Pengacara yang kerap berbicara blak-blakan tersebut mengaku mendapat "kode" khusus dari kliennya.
Deolipa yakin, Bharada E dalam tekanan saat menandatangani surat pencabutan kuasa hukum itu.
Menurut Deolipa, dia dan Bharada E telah bersepakat untuk memberikan tanda khusus untuk setiap surat yang ditulis. Kode itu menandakan keaslian surat.
"Surat kuasa atau surat apapun juga, kita sepakat harus ada tanggal dan jam di samping meterai. Kalau tidak ada itu berarti ada unsur paksaan," ungkap Deolipa di Apa Kabar Indonesia Pagi, Jumat (12/8/2022).
Dia sengaja mengungkapkan hal ini ke media, agar masyarakat paham bahwa kliennya dipaksa untuk melepas Deolipa.
Meski telah menerima surat pencabutan kuasa, Deolipa tetap masih merasa sebagai pengacara Bharada E.
Menurutnya, pencabutan belum resmi secara hukum karena pengacara belum bertemu langsung dengan klien.
"Pencabutan kuasa yang benar menurut hukum adalah klien dan pengacara harus ketemu, sepanjang tidak bertemu berarti tidak ada kesepakatan," tambah dia.

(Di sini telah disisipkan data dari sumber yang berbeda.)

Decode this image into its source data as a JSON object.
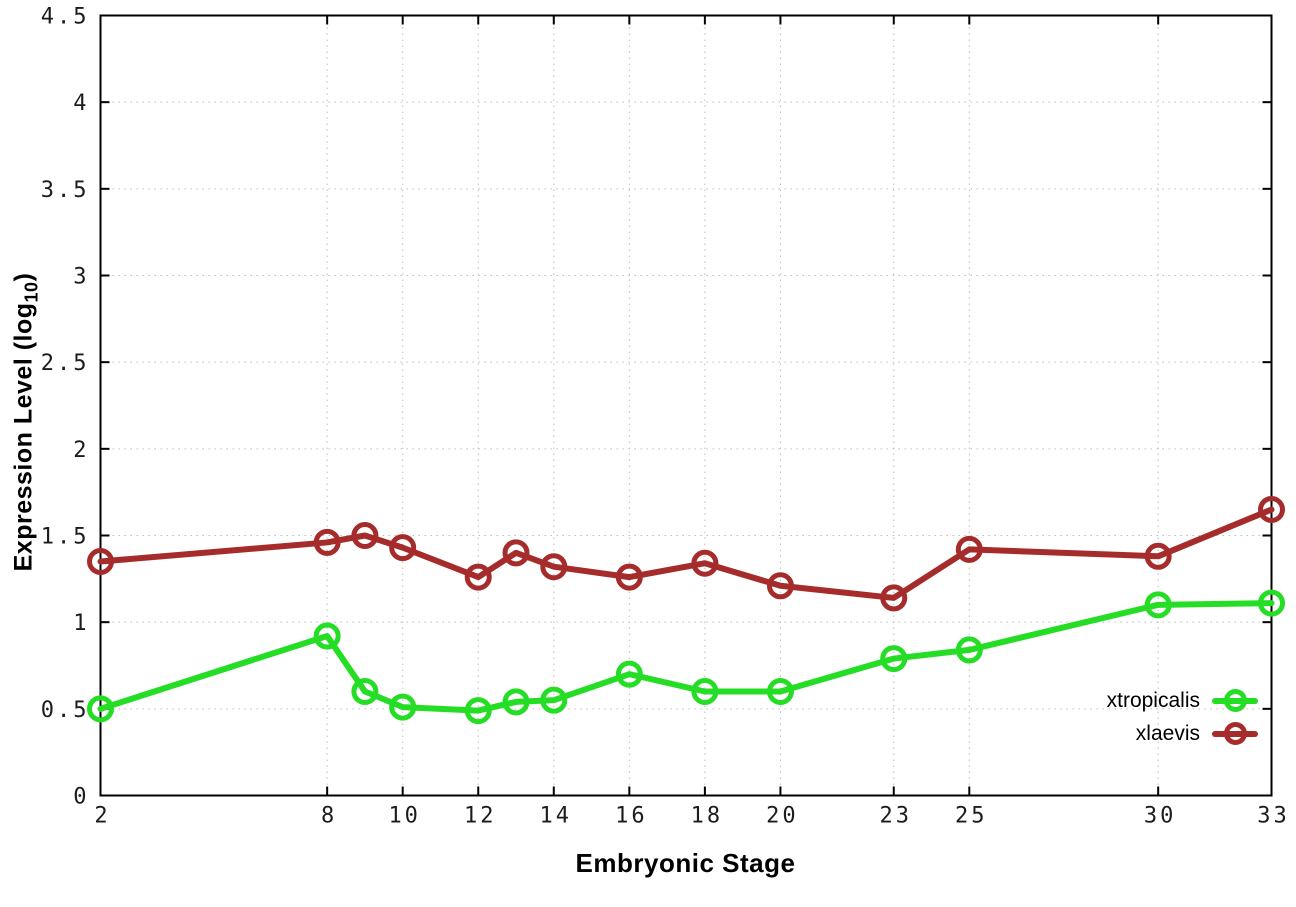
{
  "chart_data": {
    "type": "line",
    "title": "",
    "xlabel": "Embryonic Stage",
    "ylabel": "Expression Level (log10)",
    "ylabel_parts": {
      "main": "Expression Level (log",
      "sub": "10",
      "suffix": ")"
    },
    "xlim": [
      2,
      33
    ],
    "ylim": [
      0,
      4.5
    ],
    "x_ticks": [
      2,
      8,
      10,
      12,
      14,
      16,
      18,
      20,
      23,
      25,
      30,
      33
    ],
    "x_tick_labels": [
      "2",
      "8",
      "10",
      "12",
      "14",
      "16",
      "18",
      "20",
      "23",
      "25",
      "30",
      "33"
    ],
    "y_ticks": [
      0,
      0.5,
      1,
      1.5,
      2,
      2.5,
      3,
      3.5,
      4,
      4.5
    ],
    "y_tick_labels": [
      "0",
      "0.5",
      "1",
      "1.5",
      "2",
      "2.5",
      "3",
      "3.5",
      "4",
      "4.5"
    ],
    "grid": true,
    "legend_position": "inside bottom-right",
    "axis_color": "#000000",
    "grid_color": "#bdbdbd",
    "tick_label_color": "#1c1c1c",
    "x": [
      2,
      8,
      9,
      10,
      12,
      13,
      14,
      16,
      18,
      20,
      23,
      25,
      30,
      33
    ],
    "series": [
      {
        "name": "xtropicalis",
        "color": "#25dd25",
        "marker": "open-circle",
        "values": [
          0.5,
          0.92,
          0.6,
          0.51,
          0.49,
          0.54,
          0.55,
          0.7,
          0.6,
          0.6,
          0.79,
          0.84,
          1.1,
          1.11
        ]
      },
      {
        "name": "xlaevis",
        "color": "#a62c2c",
        "marker": "open-circle",
        "values": [
          1.35,
          1.46,
          1.5,
          1.43,
          1.26,
          1.4,
          1.32,
          1.26,
          1.34,
          1.21,
          1.14,
          1.42,
          1.38,
          1.65
        ]
      }
    ]
  }
}
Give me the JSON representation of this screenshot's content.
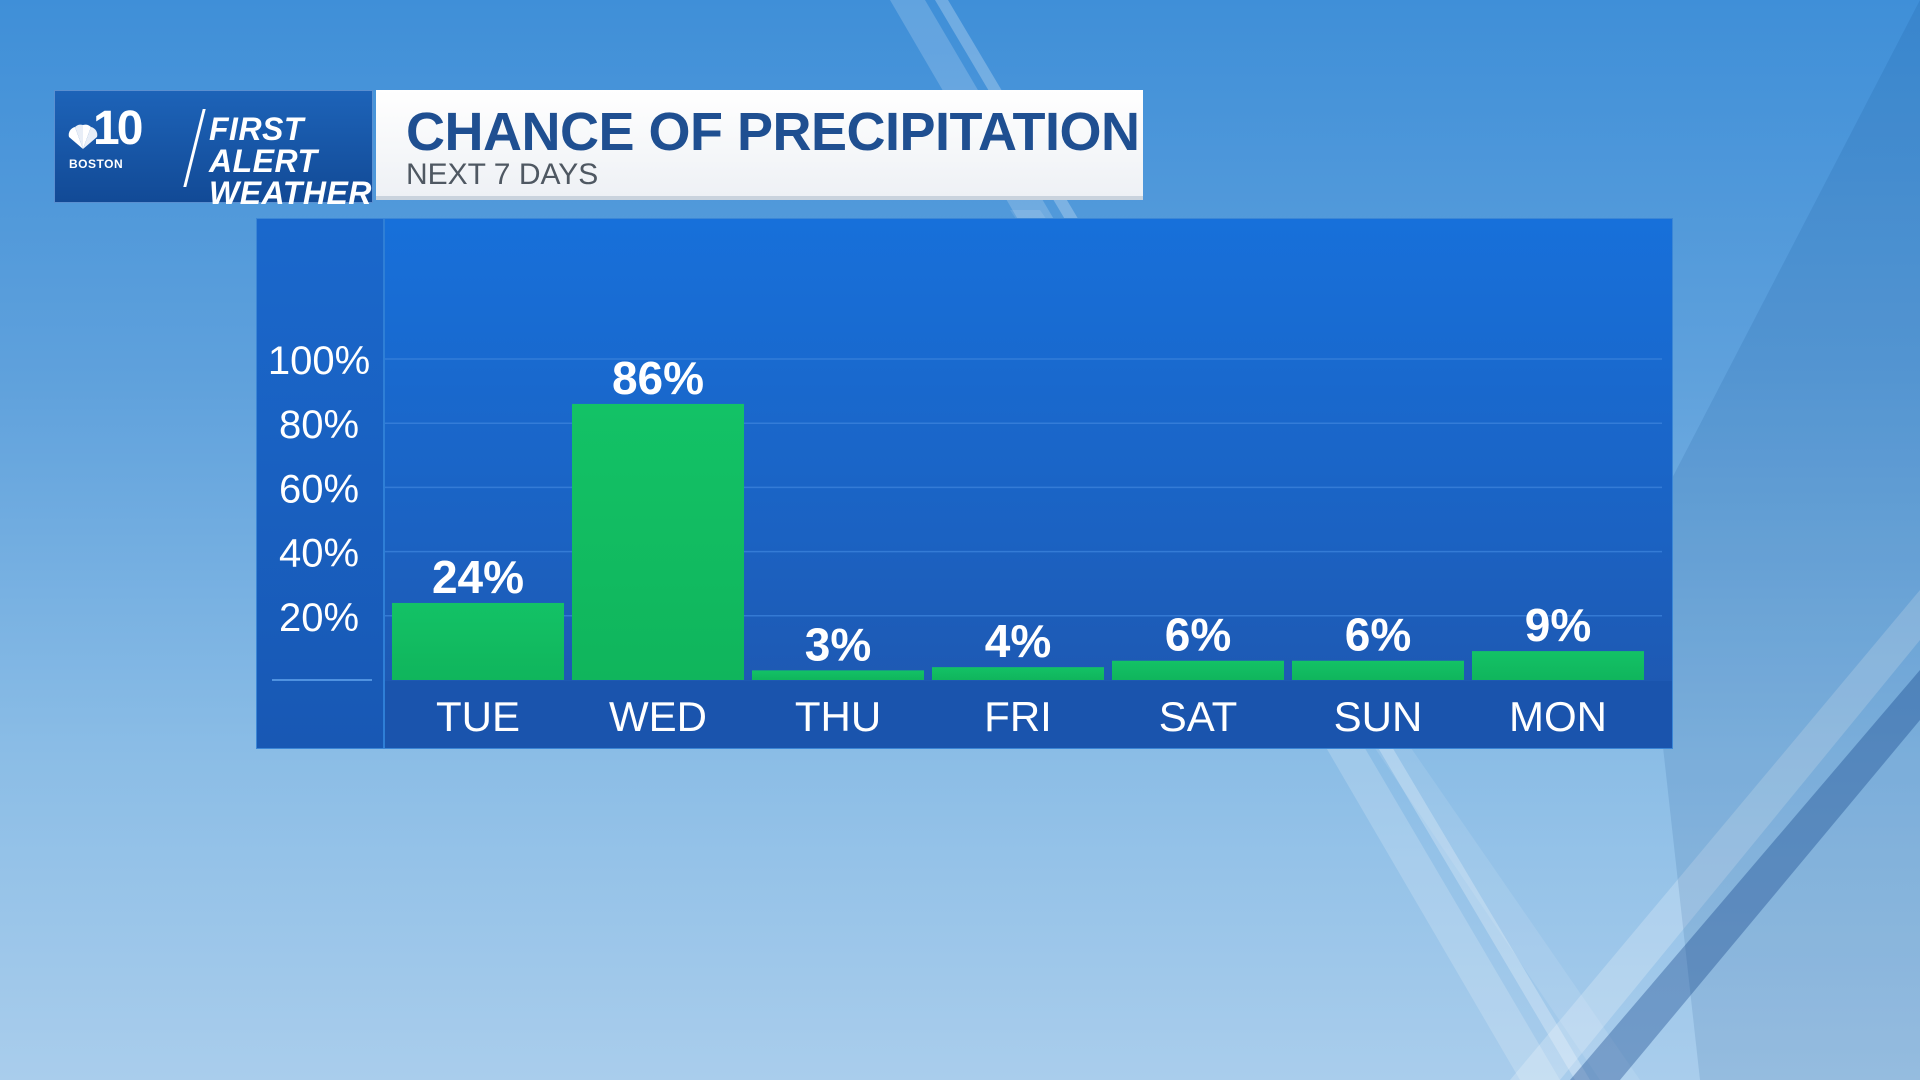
{
  "logo": {
    "channel": "10",
    "city": "BOSTON",
    "brand_line1": "FIRST ALERT",
    "brand_line2": "WEATHER"
  },
  "header": {
    "title": "CHANCE OF PRECIPITATION",
    "subtitle": "NEXT 7 DAYS"
  },
  "colors": {
    "bar": "#10b55c",
    "bar_top": "#13c266",
    "title": "#1f4f91"
  },
  "chart_data": {
    "type": "bar",
    "title": "CHANCE OF PRECIPITATION",
    "subtitle": "NEXT 7 DAYS",
    "categories": [
      "TUE",
      "WED",
      "THU",
      "FRI",
      "SAT",
      "SUN",
      "MON"
    ],
    "values": [
      24,
      86,
      3,
      4,
      6,
      6,
      9
    ],
    "value_labels": [
      "24%",
      "86%",
      "3%",
      "4%",
      "6%",
      "6%",
      "9%"
    ],
    "yticks": [
      20,
      40,
      60,
      80,
      100
    ],
    "ytick_labels": [
      "20%",
      "40%",
      "60%",
      "80%",
      "100%"
    ],
    "ylim": [
      0,
      100
    ],
    "xlabel": "",
    "ylabel": "",
    "grid": true
  }
}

Sebelumnya, Polri telah menetapkan empat orang sebagai tersangka dalam kasus penembakan Brigadir J, yakni Irjen Pol Ferdy Sambo, Bharada E, Bripka Ricky Rizal, dan satu tersangka sipil bernama Kuat Maruf atau KM.
Keempatnya diduga melakukan pembunuhan berencana, Bharada E menembak Brigadir J atas perintah Irjen Pol Ferdy Sambo, sedangkan tersangka Bripka Ricky Rizal, serta Kuat Maruf ikut melihat dan membiarkan peristiwa tersebut terjadi.
Para tersangka dijerat dengan Pasal 340 KUHP subsider Pasal 338 juncto Pasal 55 dan Pasal 56 KUHP dengan ancaman hukuman mati atau pidana penjara seumur hidup atau selama-lamanya 20 tahun. [Democrazy/tvone]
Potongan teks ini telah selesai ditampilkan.